Vor dem EU-Gipfel kommende Woche hat der europäische Außenbeauftragte Josep Borrell eine dreiteilige Strategie zum künftigen Umgang mit Russland vorgeschlagen. Die EU müsse Moskau „zurückdrängen, einschränken und einbinden“, sagte Borrell am Mittwoch. Gleichzeitig müsse die EU aktiver und vorausschauender in ihrer Russland-Politik werden, und die Mitgliedstaaten müssten auf Einzeldeals mit Moskau verzichten.
Eine enge Partnerschaft mit Russland sei nach den Ereignissen der vergangenen Jahre „eine entfernte Perspektive“, sagte Borrell. Moskau habe klar gemacht, „dass es nicht daran interessiert ist, sich mit der Europäischen Union einzulassen“. Die russische Führung ziehe es vor, „direkt mit (…) einigen Mitgliedstaaten zu reden“, um die EU zu spalten.
Deshalb müssten die EU-Regierungen verstehen, dass sie nicht jeweils für sich alleine „bilaterale Deals mit Russland schließen können“, sagte Borrell. „Wenn alle sagen: Ihr müsst mit der Europäischen Union sprechen, dann muss Russland mit der Europäischen Union sprechen oder mit niemandem.“
In seiner Dreier-Strategie schlägt Borrell im Bereich des Zurückdrängens vor, Russland bei Menschenrechtsverletzungen oder dem Bruch von Völkerrecht wie im Ukraine-Konflikt klar entgegenzutreten. Gleichzeitig müsse die EU „robuster and widerstandsfähiger“ werden und ihre Kapazitäten bei Cybersicherheit und im Verteidigungsbereich ausbauen, um sich gegen Versuche Russlands zu wappnen, die EU zu untergraben.
Borrell schlägt in diesem zweiten Bereich der Einschränkung vor, auch den „Hebel“ des Wandels in der EU-Energieversorgung gegenüber dem wichtigen Öl- und Gasexporteur Russland zu nutzen. Konkret blieb er aber hier vage.
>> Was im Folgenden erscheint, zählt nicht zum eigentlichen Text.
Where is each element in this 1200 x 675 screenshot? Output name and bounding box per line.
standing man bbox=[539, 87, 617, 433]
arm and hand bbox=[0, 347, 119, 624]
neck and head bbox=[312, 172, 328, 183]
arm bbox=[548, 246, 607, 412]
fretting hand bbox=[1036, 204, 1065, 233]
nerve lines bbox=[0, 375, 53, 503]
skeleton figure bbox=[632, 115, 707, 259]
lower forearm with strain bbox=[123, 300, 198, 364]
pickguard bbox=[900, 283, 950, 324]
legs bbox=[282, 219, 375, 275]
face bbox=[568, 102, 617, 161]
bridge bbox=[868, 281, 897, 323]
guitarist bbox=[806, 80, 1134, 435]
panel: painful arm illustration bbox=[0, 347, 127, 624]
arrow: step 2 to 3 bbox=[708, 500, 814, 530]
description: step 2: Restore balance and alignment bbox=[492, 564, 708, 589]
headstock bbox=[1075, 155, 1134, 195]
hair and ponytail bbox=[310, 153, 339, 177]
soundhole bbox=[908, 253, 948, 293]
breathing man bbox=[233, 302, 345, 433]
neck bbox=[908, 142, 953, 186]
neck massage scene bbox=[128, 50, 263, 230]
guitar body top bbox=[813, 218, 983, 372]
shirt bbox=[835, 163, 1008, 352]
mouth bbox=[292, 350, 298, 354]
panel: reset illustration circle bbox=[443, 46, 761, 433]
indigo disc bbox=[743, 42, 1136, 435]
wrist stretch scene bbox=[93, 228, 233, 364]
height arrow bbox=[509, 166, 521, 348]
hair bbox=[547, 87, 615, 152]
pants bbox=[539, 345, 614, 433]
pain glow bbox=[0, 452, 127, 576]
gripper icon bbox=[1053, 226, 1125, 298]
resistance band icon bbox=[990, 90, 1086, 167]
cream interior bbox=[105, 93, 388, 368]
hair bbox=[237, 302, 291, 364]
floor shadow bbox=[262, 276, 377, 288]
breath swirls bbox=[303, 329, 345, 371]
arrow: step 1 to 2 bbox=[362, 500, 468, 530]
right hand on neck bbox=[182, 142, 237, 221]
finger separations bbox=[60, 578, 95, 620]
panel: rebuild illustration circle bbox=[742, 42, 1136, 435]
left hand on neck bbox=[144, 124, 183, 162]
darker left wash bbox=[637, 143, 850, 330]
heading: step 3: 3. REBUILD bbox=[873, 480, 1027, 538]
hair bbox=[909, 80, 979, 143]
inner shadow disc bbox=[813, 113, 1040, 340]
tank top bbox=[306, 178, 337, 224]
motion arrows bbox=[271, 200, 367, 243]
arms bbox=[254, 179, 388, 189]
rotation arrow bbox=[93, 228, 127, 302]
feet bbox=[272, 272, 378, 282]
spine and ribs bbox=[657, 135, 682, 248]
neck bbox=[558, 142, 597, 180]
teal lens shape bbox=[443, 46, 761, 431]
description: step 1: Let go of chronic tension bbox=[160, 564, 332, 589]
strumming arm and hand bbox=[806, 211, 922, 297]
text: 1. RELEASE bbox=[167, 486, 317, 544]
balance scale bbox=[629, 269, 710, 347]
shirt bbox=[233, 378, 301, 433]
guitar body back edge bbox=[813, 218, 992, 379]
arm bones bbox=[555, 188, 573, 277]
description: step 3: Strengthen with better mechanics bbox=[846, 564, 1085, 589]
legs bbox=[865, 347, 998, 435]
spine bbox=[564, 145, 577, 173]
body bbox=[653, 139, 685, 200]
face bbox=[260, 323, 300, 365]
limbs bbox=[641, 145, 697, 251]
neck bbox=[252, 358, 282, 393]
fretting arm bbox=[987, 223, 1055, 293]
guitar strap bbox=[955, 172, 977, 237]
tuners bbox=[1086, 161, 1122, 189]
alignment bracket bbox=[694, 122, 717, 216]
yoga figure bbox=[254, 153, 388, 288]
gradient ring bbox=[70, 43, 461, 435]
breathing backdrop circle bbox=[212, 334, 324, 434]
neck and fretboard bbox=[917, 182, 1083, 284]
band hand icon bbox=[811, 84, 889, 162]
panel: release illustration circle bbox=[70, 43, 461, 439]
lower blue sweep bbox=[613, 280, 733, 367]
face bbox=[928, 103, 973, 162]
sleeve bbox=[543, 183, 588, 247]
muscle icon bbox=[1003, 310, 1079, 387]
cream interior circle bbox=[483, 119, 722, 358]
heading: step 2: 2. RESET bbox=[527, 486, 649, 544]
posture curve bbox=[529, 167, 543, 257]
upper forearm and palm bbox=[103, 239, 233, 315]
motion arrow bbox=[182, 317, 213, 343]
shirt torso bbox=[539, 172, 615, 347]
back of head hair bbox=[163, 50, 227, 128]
Auf eine Frage nach der russisch-deutschen Pipeline Nord Stream 2 sagte der Spanier, es sei „kein europäisches Projekt“ und trage nicht zum Ziel der Diversifizierung der Energiequellen der EU bei.
Einbinden will Borrell Russland unterdessen in „Schlüsselbereichen“, die für die EU von Interesse sind. Er nannte den Kampf gegen den Klimawandel oder die Atomgespräche mit dem Iran. Er lehnte es aber ab, an diese Fragen vorab Bedingungen aus anderen Bereichen zu knüpfen. „Russland ist ein notwendiger Akteur und manchmal ist es unvermeidlich, mit ihm zu sprechen.“
Wegen des Ukraine-Konflikts hat die EU seit 2014 umfassende Sanktionen gegen Russland verhängt. Sie brachten Präsident Wladimir Putin aber nicht zum Einlenken.
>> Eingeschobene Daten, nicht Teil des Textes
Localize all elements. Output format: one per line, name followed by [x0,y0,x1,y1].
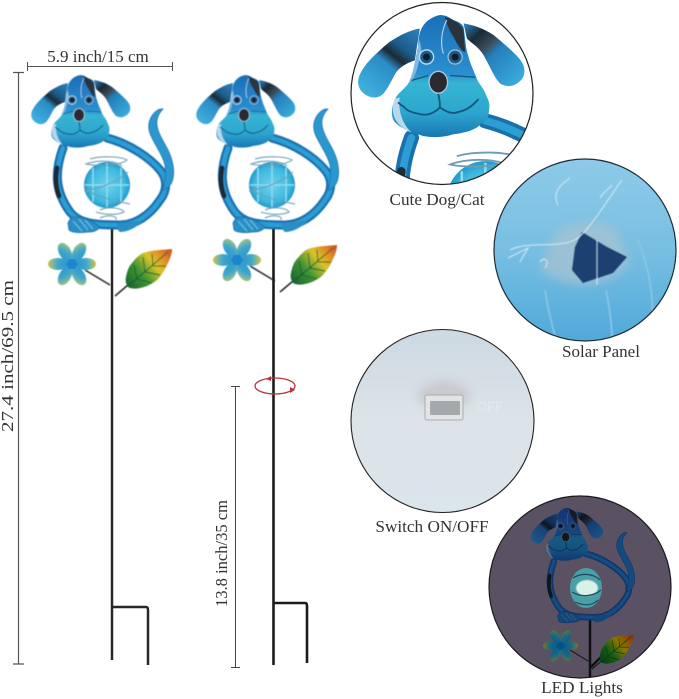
icon: red rotate arrow [255,376,295,394]
dog figure [196,75,339,233]
panel: switch detail circle [351,330,534,512]
stake pole and fork [112,225,148,665]
width dimension: 5.9 inch/15 cm [27,47,172,71]
lit glass ball [570,568,602,608]
label: Solar Panel: Solar Panel [562,342,640,361]
stake product: right stake with split [196,75,339,665]
lower section dimension: 13.8 inch/35 cm [212,386,240,668]
panel: solar panel detail circle [494,159,676,341]
width dimension: 5.9 inch/15 cm: 5.9 inch/15 cm [47,47,149,66]
label: LED Lights: LED Lights [541,678,623,697]
lower section dimension: 13.8 inch/35 cm: 13.8 inch/35 cm [212,500,231,607]
label: Switch ON/OFF: Switch ON/OFF [375,517,489,536]
solar cell [572,232,627,283]
switch [425,395,463,420]
label: Cute Dog/Cat: Cute Dog/Cat [389,190,485,209]
panel: LED lights detail circle [489,496,671,680]
flower and leaf [48,240,172,296]
glass ball [249,157,295,220]
stake pole and fork [273,226,307,665]
faint OFF mark: OFF [477,399,503,414]
flower and leaf [213,236,337,292]
dog figure [31,75,174,233]
glass ball [84,157,130,220]
stake product: left full stake [31,75,174,665]
height dimension: 27.4 inch/69.5 cm [0,72,24,664]
panel: cute dog detail circle [350,2,534,186]
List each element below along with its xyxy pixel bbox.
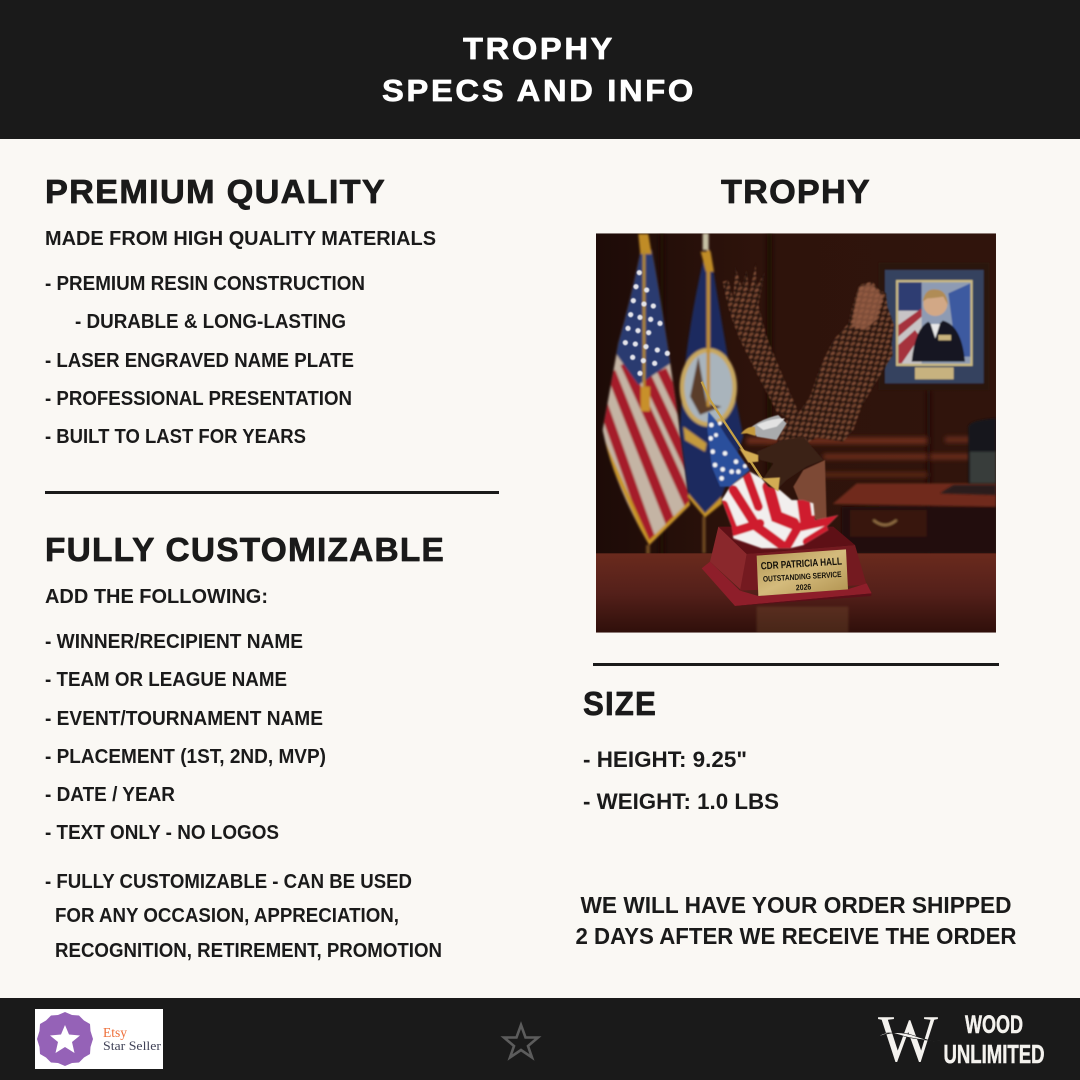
customizable list: - TEAM OR LEAGUE NAME — [45, 669, 287, 691]
premium quality list: - PREMIUM RESIN CONSTRUCTION — [45, 273, 365, 295]
framed portrait — [884, 268, 985, 385]
miniature flag — [707, 412, 838, 548]
icon: outline star — [504, 1025, 538, 1058]
customizable list: ADD THE FOLLOWING: — [45, 586, 268, 608]
heading: trophy: TROPHY — [721, 173, 871, 210]
eagle body — [757, 437, 823, 490]
wooden base — [702, 527, 872, 606]
logo monogram: W — [878, 1002, 939, 1076]
chair — [940, 418, 996, 495]
header band — [0, 0, 1080, 139]
customizable list: RECOGNITION, RETIREMENT, PROMOTION — [55, 940, 442, 962]
heading: premium quality: PREMIUM QUALITY — [45, 173, 386, 210]
brass plate — [757, 549, 848, 596]
wood unlimited logo — [878, 1002, 1044, 1076]
eagle right wing — [777, 282, 894, 447]
american flag background — [601, 233, 692, 554]
header title: SPECS AND INFO — [382, 73, 696, 108]
panel: premium quality — [45, 173, 436, 448]
premium quality list: MADE FROM HIGH QUALITY MATERIALS — [45, 228, 436, 250]
premium quality list — [45, 228, 436, 448]
eagle talons — [739, 448, 780, 492]
shipping note: 2 DAYS AFTER WE RECEIVE THE ORDER — [576, 923, 1017, 949]
customizable list: - PLACEMENT (1ST, 2ND, MVP) — [45, 746, 326, 768]
trophy — [702, 263, 894, 606]
eagle head — [741, 415, 787, 440]
icon: purple seal — [37, 1012, 93, 1066]
header title — [382, 31, 696, 108]
wing highlight — [852, 284, 883, 330]
premium quality list: - DURABLE & LONG-LASTING — [75, 311, 346, 333]
size list: - WEIGHT: 1.0 LBS — [583, 789, 779, 814]
shipping note — [576, 892, 1017, 949]
etsy label: Etsy — [103, 1026, 127, 1041]
footer band — [0, 998, 1080, 1080]
navy flag background — [680, 233, 743, 553]
customizable list: - FULLY CUSTOMIZABLE - CAN BE USED — [45, 871, 412, 893]
desk — [833, 483, 996, 553]
logo wordmark: WOOD — [965, 1011, 1023, 1039]
star seller label: Star Seller — [103, 1038, 162, 1053]
heading: size: SIZE — [583, 685, 657, 722]
size list: - HEIGHT: 9.25" — [583, 747, 747, 772]
logo wordmark — [944, 1011, 1044, 1069]
customizable list: - EVENT/TOURNAMENT NAME — [45, 708, 323, 730]
premium quality list: - PROFESSIONAL PRESENTATION — [45, 388, 352, 410]
etsy star seller badge — [35, 1009, 163, 1069]
brass plate: 2026 — [796, 582, 812, 592]
table — [596, 553, 996, 633]
panel: fully customizable — [45, 531, 445, 962]
premium quality list: - BUILT TO LAST FOR YEARS — [45, 426, 306, 448]
bronze stump — [793, 460, 827, 520]
customizable list — [45, 586, 442, 962]
flag stars — [623, 270, 670, 376]
panel: size — [583, 685, 779, 814]
shipping note: WE WILL HAVE YOUR ORDER SHIPPED — [580, 892, 1012, 918]
size list — [583, 747, 779, 814]
brass plate: CDR PATRICIA HALL — [761, 556, 842, 573]
trophy photo — [596, 233, 996, 633]
miniature flag pole — [702, 382, 762, 478]
brass plate: OUTSTANDING SERVICE — [763, 570, 842, 584]
heading: fully customizable: FULLY CUSTOMIZABLE — [45, 531, 445, 568]
customizable list: - WINNER/RECIPIENT NAME — [45, 631, 303, 653]
eagle left wing — [723, 263, 798, 422]
customizable list: - DATE / YEAR — [45, 784, 176, 806]
premium quality list: - LASER ENGRAVED NAME PLATE — [45, 350, 354, 372]
header title: TROPHY — [463, 31, 615, 66]
office background — [596, 233, 996, 557]
customizable list: FOR ANY OCCASION, APPRECIATION, — [55, 905, 399, 927]
customizable list: - TEXT ONLY - NO LOGOS — [45, 822, 279, 844]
In den vergangenen Wochen wuchsen die Spannungen im beiderseitigen Verhältnis – so reagierte Moskau etwa auf europäische Sanktionen wegen der Inhaftierung des Kreml-Kritikers Alexej Nawalny seinerseits mit Sanktionen gegen EU-Vertreter.
Die Staats- und Regierungschefs hatten Borrell im Mai aufgefordert, beim Juni-Gipfel „Handlungsoptionen“ für das weitere Verhältnis zu Russland zu präsentieren. Borrells Vorschläge sollen nun von den Mitgliedstaaten bewertet und gegebenenfalls angepasst werden.